The VIX, or volatility index, a measure of fear in the market, is also flashing a warning signal while various sentiment surveys are pointing to a high level of complacency and bullishness among investors. The put-to-call ratio has not yet reached a critical level but is moving in that direction, Trahan said.

What's more, he noted that the typical recovery following a "bubble low" lasts about 15 months, after which a big decline usually ensues. "If the market were to continue this pattern, then we would be poised for a major correction in the months to come," he added.

Don Hays, president of Hays Advisory, agrees that the market is overbought at current levels, noting that the percentage of

NYSE

stocks trading above their 200-day moving averages has moved "within a hair" of 90%. Still, he doesn't think the market is about to break down.

"Logic tells you to expect a correction but history tells you that a market able to generate this much upside fuel has staying power over the next three, six and 12 months," he said. Hays believes there is at least a 50% chance that the S&P 500 will climb 31% over the next 12 months.

Richard Dickson, a technical analyst at Lowry Research, noted that the market has been overbought for a long time but has continued to march higher. Still, he does believe a short-term pullback is imminent, because his proprietary buying power and selling pressure indices are about to cross paths.

"In the last 70 years, there have been 33 instances of crosses, and over 50% of the time the cross has been just preceded by or just followed by a short-term market correction," he said. "That's why we think there's a good possibility of a correction in the market."

Dickson said the decline will be modest, however, at about 5%, and he remains optimistic on the longer-term uptrend. "During bull markets, being bullish is the right thing to do," he said. "Being contrary only works when people are bullish and the market is showing signs of deterioration."

Woody Dorsey, president of Market Semiotics, said his proprietary sentiment indicator registered a 99% bullish reading on Tuesday, but like Dickson he dismisses the significance of this, noting that sentiment is not a determinant of the market.

"Even though the market is overbought technically and overoptimistic short term, I would not say the party is over," he said.

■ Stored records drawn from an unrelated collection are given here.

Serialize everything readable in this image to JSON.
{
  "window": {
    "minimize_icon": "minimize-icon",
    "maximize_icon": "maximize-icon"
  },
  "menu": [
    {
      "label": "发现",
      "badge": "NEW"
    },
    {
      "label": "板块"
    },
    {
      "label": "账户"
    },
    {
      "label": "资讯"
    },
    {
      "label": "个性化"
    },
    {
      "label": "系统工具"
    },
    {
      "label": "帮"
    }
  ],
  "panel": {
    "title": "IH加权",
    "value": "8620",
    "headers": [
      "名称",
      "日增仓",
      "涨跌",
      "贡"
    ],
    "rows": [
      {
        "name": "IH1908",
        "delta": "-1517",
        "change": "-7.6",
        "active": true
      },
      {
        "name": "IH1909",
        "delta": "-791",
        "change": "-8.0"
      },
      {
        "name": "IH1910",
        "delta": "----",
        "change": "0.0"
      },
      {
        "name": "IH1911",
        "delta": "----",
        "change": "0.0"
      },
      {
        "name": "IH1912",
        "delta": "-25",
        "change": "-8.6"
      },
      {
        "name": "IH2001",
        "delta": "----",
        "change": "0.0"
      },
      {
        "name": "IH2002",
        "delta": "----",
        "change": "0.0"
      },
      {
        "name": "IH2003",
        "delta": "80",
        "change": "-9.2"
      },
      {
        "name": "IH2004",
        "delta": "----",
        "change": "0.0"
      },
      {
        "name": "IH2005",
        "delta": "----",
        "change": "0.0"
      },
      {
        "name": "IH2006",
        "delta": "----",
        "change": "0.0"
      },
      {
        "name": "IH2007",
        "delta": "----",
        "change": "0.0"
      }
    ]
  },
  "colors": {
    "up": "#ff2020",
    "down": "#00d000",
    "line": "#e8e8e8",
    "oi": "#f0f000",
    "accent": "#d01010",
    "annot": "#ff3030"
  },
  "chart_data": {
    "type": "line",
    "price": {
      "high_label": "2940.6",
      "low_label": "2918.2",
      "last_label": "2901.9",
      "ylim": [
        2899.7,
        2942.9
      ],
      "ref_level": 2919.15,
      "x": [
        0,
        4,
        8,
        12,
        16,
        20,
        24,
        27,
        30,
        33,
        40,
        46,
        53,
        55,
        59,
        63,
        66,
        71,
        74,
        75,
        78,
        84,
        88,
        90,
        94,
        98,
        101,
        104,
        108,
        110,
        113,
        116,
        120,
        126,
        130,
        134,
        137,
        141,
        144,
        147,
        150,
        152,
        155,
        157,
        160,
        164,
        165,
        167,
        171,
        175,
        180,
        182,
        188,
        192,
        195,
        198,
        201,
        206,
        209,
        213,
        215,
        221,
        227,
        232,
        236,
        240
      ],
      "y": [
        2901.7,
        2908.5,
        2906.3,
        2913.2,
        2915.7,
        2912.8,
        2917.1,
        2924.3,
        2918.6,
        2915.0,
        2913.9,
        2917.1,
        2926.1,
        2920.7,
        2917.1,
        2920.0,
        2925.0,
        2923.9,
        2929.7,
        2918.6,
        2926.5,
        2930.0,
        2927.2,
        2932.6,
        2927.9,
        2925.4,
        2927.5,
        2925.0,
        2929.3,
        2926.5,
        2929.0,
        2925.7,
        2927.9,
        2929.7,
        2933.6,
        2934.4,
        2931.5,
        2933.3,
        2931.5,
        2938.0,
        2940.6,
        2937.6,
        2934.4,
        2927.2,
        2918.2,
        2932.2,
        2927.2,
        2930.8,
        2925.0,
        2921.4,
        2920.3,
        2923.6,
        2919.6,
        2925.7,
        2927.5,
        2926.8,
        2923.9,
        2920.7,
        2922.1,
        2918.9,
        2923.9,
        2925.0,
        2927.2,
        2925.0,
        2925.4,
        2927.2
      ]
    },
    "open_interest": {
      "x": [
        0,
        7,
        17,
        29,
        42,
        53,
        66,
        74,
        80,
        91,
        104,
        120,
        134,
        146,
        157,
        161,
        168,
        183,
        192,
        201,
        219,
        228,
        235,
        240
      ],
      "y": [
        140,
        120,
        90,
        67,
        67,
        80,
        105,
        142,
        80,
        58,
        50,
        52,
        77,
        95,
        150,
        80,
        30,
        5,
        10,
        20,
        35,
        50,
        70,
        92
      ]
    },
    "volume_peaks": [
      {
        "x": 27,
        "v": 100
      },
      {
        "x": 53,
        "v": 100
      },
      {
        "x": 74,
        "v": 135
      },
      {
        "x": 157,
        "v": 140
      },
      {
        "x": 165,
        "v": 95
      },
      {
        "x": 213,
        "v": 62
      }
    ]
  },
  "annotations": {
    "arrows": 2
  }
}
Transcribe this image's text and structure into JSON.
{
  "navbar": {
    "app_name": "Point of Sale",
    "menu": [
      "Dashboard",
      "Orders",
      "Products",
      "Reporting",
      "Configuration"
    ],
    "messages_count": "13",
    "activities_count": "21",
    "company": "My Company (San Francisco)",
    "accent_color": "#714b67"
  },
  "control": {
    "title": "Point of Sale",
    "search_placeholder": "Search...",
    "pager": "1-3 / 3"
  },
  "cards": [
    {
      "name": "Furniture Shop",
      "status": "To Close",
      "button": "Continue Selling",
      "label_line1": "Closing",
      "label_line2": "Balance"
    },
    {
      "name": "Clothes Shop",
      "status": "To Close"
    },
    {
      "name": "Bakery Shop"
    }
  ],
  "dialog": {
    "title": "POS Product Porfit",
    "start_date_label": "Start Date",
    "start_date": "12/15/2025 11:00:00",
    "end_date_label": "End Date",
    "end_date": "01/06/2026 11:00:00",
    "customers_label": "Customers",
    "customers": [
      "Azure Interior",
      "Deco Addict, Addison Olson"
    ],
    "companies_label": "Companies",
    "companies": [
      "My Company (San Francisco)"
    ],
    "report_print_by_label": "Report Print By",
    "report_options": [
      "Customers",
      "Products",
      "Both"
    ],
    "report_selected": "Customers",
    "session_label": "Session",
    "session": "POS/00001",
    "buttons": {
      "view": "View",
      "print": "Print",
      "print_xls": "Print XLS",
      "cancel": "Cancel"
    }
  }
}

Dorsey, who specializes in investor behavior, expects the market to retreat for about a week before resuming its ascent. The absence of any big negative headlines, such as war with Iraq or deflation, and the "larger liquidity boom" should help carry stocks forward into May, he said, adding that volatility is also likely to increase.

"We haven't had a really good short-term correction in quite a while, and this has frustrated so many people, but volatility is going to pick up over the next few months, which means the corrections will also be bigger," he said. "The stakes are getting higher here."